'Weapon of war': Cori Bush decries unregulated use of tear gas on US civilians

'Weapon of war': Cori Bush decries unregulated use of tear gas on US civilians
Rep Cori Bush

Following a call by Rep. Cori Bush to investigate the use of tear gas on civilians by law enforcement, the House Oversight Committee on Thursday released a memo showing that the federal government has never determined the unregulated chemical to be safe for use on humans—despite the fact that manufacturers earn millions of dollars per year providing tear gas to police departments across the country.

Reps. Raja Krishnamoorthi (D-Ill.) and Jamie Raskin (D-Md.), who chair the Oversight Committee's panels on economic and consumer policy and civil rights liberties, respectively, released the memo decrying "a complete void in the regulation of tear gas, a weapon that is banned in war yet commonly used against U.S. citizens."

The memo comes more than a year after the killing of George Floyd by former Minneapolis police officer Derek Chauvin sparked nationwide racial justice protests, where tear gas and other violent crowd control methods were frequently deployed by law enforcement agencies.

"Tear gas is not an inconvenience, it is a weapon of war," said Bush (D-Mo.), who led civil rights demonstrations near St. Louis following the police killing of Michael Brown in 2014, in a statement Thursday. "I know what it's like to have tear gas fired at me—my eyes, skin, and lungs burning in the fog of that horrific weapon—and to desperately search for something to relieve the terrible pain."

"For too long, tear gas has been abused by law enforcement," the congresswoman added.

Rep. Alexandria Ocasio-Cortez (D-N.Y.), also a member of the Oversight Committee's civil rights panel, said the widespread use of tear gas shows that "the current design of our law enforcement is militarized."

According to the two subcommittees' investigation:

  • The U.S. has not conducted epidemiological research to determine the safety of tear gas when used on humans;
  • Tear gas manufacturers acknowledge that tear gas is dangerous and that "injury and/or damage can be expected"; and
  • Despite knowing the safety risks, manufacturers defer to law enforcement agencies regarding the use of tear gas and "some law enforcement associations eschew strict standards for tear gas use."
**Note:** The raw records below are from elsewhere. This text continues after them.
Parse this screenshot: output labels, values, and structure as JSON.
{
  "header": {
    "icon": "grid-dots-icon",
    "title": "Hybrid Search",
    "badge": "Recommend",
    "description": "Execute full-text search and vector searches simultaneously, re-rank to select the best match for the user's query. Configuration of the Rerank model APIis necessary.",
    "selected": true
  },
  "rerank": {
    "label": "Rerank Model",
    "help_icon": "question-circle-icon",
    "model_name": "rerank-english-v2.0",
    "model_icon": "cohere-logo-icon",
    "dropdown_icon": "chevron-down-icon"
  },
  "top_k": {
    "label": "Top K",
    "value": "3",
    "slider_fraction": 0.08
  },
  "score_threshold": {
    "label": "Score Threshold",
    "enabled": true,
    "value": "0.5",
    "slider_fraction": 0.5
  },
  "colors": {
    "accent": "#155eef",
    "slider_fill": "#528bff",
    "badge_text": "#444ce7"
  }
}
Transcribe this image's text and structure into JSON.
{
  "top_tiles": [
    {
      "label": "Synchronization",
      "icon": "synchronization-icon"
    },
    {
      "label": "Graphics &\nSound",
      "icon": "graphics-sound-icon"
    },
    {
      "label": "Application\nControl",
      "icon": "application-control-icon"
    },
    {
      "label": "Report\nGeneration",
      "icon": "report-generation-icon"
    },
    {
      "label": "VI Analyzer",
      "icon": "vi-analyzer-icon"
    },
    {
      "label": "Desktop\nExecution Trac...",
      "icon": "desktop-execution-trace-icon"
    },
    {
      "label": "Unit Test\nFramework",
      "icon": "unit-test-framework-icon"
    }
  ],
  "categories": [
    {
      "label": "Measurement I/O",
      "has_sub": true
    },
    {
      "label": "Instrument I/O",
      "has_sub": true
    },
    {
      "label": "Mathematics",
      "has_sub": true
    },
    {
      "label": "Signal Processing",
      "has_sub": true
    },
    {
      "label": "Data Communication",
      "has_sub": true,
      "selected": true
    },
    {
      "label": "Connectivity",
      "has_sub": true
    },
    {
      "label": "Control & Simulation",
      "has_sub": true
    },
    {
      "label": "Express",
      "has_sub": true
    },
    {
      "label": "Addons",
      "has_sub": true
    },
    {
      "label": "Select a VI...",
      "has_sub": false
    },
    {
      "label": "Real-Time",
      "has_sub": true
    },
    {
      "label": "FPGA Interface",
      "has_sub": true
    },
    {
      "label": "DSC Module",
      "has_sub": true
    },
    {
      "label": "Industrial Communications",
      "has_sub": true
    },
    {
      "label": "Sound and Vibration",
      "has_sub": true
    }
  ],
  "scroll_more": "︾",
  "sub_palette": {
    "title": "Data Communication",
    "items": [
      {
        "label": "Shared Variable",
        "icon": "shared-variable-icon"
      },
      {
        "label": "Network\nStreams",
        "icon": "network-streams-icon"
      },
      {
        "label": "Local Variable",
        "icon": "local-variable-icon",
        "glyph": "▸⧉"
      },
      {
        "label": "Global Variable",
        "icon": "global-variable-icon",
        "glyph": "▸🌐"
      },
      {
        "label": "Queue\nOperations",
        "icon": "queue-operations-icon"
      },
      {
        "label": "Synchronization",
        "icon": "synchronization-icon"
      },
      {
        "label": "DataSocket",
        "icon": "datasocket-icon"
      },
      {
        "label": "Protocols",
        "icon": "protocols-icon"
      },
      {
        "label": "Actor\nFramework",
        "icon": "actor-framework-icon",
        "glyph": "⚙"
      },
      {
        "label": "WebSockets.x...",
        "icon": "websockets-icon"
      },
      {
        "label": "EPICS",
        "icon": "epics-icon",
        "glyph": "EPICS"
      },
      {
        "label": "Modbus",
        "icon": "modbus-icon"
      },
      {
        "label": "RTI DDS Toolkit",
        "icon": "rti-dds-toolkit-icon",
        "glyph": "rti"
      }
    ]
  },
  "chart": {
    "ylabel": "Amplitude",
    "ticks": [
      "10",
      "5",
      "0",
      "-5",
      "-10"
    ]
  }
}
The subcommittees noted that widespread use of tear gas against protesters in the U.S.—including at one protest in June 2020 in Washington, D.C., where former Attorney General William Barr reportedly directed authorities to remove demonstrators, leading to the use of force—persists despite the United Nations' ban on tear gas in conflict zones.

Raskin and Krishnamoorthi requested information from multiple federal agencies including the Environmental Protection Agency (EPA), the Department of Health and Human Services (HHS), and the Department of Justice regarding efforts to regulate tear gas, studies on the effects of the chemical on human health, and "the feasibility of establishing universal standards for tear gas products."

Each agency responded briefly, confirming they do not "regulate tear gas" and are "not aware of any activities or actions regarding tear gas."

The memo notes that what little research has been done on tear gas was largely conducted around 1950 and only included animals and young men in good health.

As Common Dreams reported earlier this year, one recent survey by Kaiser Permanente Northwest found that hundreds of people exposed to tear gas at protests in Portland last year experienced changes in their menstrual cycles including intense cramping, blood clots, and abnormally long periods.

Despite those findings, which were made public in April, the federal government has made no moves toward regulating the use of tear gas against civilians.

In contrast, the subcommittees pointed out that "in a 2014 study focused on U.S. Army recruits, scientists found that even young, healthy individuals developed a high risk of acute respiratory illness after exposure to tear gas. As a result, the Army immediately limited exposure concentrations and exposure times."

The investigation also found that three manufacturers of tear gas—Pacem, Combined Systems, and Safariland—generated more than $13 million in revenue between January 2018 and June 2021, selling the product to police departments and corrections facilities.

"Tear gas is dangerous, and despite this, manufacturers have continued to profit off its sale, and law enforcement agencies have had free rein to use it against protesters across the country," said Bush. "This unregulated, violent, and deadly chemical weapon can cause long-lasting health damage to activists, including asthma, respiratory failure, and even death. It is past time our nation reckoned with its ongoing history of racial, social, economic, and environmental violence."

In addition to this year's survey showing widespread menstrual changes in people exposed to tear gas, a 2017 study published in BMC Public Health regarding the use of chemical irritants including tear gas and pepper spray showed that out of 5,910 people exposed around the globe, two died from the exposure and more than five dozen suffered permanent disabilities.

Exposing people engaged in civil disobedience to such potential outcomes, said Bush, violates Americans' First Amendment rights.

"For protest to truly be a right," said the congresswoman, "we must ensure that we are never again met with weapons of war on our streets."